Sarà soltanto una delle 22 misure previste dal piano, l’uccisione dei lupi, come spiega il deputato del Pd Luca Sani, presidente della commissione Agricoltura della Camera. Purtroppo è anche la più facile da mettere in pratica e, considerata l’efficienza delle istituzioni, nazionali e regionali, per la sessantina di questi animali presenti in Liguria il futuro non si prospetta sereno.

Il Piano d’azione del lupo sarà discusso per il via libera definitivo dalla Conferenza Stato-Regioni il 2 febbraio.

«La possibilità di procedere ad abbattimenti selettivi del 5% degli esemplari di lupo insediati in Italia – precisa Sani – è solo una delle 22 misure contemplate dal Piano d’azione del lupo che sarà discusso in Conferenza Stato-Regioni». Il deputato annuncia che saranno semplificate e accelerate le procedure di indennizzo ai produttori danneggiati dai lupi, si chiederà a Bruxelles una deroga al regime de minimis per gli indennizzi, e le deroghe al divieto di abbattere lupi potranno essere concesse soltanto sulla base di un censimento del numero di esemplari sul territorio e di un loro eventuale sovrannumero rispetto a parametri di equilibrio biologico previo parere dell’Ispra. Insomma, l’abbattimento sarà l’ultima ratio a cui ricorrere e verrà regolamentata, in modo da prevenire uccisioni indiscriminate da parte dei bracconieri.

«È sicuramente un fatto gravissimo – dichiara a BizJournal Liguria Pier Giovanni Capellino, fondatore e presidente di Almo Nature, azienda genovese produttrice di pet food – perché per quanto si parli di abbattimenti selettivi, censimenti, eccetera, il Piano rompe un divieto assoluto di uccidere questo animale, quanto mai necessario per il ripristino della biodiversità».
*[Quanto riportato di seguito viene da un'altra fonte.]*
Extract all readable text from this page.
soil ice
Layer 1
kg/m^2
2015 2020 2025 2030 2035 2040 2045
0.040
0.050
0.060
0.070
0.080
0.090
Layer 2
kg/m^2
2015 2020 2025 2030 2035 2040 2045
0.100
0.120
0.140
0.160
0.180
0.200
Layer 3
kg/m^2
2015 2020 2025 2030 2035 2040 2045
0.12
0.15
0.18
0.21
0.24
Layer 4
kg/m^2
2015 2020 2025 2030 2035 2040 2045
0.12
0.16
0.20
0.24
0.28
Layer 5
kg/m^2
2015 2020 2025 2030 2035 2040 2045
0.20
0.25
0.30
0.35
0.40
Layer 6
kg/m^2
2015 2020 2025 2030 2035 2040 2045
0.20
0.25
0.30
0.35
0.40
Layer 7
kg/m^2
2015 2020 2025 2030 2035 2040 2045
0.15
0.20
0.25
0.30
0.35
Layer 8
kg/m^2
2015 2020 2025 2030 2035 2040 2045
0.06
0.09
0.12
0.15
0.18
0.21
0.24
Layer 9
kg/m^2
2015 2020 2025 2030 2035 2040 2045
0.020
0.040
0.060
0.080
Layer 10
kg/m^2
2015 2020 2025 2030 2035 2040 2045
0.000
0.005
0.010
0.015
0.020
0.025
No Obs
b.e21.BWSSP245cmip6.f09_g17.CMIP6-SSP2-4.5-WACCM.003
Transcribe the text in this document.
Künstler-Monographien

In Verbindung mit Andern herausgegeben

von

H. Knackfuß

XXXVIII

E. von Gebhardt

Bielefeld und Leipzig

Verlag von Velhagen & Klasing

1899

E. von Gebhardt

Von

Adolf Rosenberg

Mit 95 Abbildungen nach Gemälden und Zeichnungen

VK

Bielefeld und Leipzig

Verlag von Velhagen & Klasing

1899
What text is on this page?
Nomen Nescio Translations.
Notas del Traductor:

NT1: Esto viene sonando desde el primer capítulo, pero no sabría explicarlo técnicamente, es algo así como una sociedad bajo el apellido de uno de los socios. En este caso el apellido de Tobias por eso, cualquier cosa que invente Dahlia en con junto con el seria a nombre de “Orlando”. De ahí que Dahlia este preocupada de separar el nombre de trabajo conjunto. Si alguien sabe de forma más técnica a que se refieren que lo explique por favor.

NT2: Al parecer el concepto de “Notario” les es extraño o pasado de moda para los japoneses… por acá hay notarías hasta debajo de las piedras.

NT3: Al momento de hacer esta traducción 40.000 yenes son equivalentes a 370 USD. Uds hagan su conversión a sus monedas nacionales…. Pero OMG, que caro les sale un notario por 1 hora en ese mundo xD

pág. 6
Per aiutare agricoltori e pastori a fare fronte al pericolo costituito dai lupi nei confronti degli animali domestici ed evitare così la necessità di abbattere questi abilissimi predatori, Capellino da tempo ha lanciato un progetto, destinato in sostanza alle aree appenniniche, per cui Almo Nature fornisce gratis ai produttori cani da pastore maremmano-abruzzese già addestrati e, per un certo periodo, anche il cibo necessario a nutrirli. Gli espedienti per proteggere gli animali da allevamento dai lupi sono diversi, tra cui recinzioni e dissuasori acustici, ma la più efficace resta quella adottata da secoli dai pastori: il cane maremmano abruzzese.

Un mix di misure di prevenzione, tra cui l’impiego di cani,    indennizzi adeguati e procedure burocratiche  non esasperanti, secondo alcuni renderebbero superflua l’uccisione dei lupi.

Capellino ha offerto i suoi cani e le sue crocchette in diverse zone d’Italia. In Liguria ha iniziato la sua opera due anni e mezzo fa. Non ha trovato grande collaborazione da parte delle amministrazioni. Quando, mesi fa, in consiglio regionale si è discusso della questione del lupo, il presidente di Almo Nature e i suoi cani non sono nemmeno stati menzionati.

«Devo constatare – dice – un’assenza totale della politica, una assoluta mancanza di fantasia, di creatività, di voglia di sperimentare da parte dei nostri ammininistratori, si preferisce ciò che è scontato a ciò che richiede innovazione. Oltre tutto il lupo non è il problema più grave per i produttori. Ci sono questioni come il prezzo del latte e altre che li mettono in difficoltà. Comunque noi andiamo avanti, grazie anche al lavoro di Roberto Sobrero, che prima lavorava per la Regione e  ora è nostro consulente. E il numero dei pastori che aderiscono a questo nostro lavoro silenzioso aumenta anche in Liguria».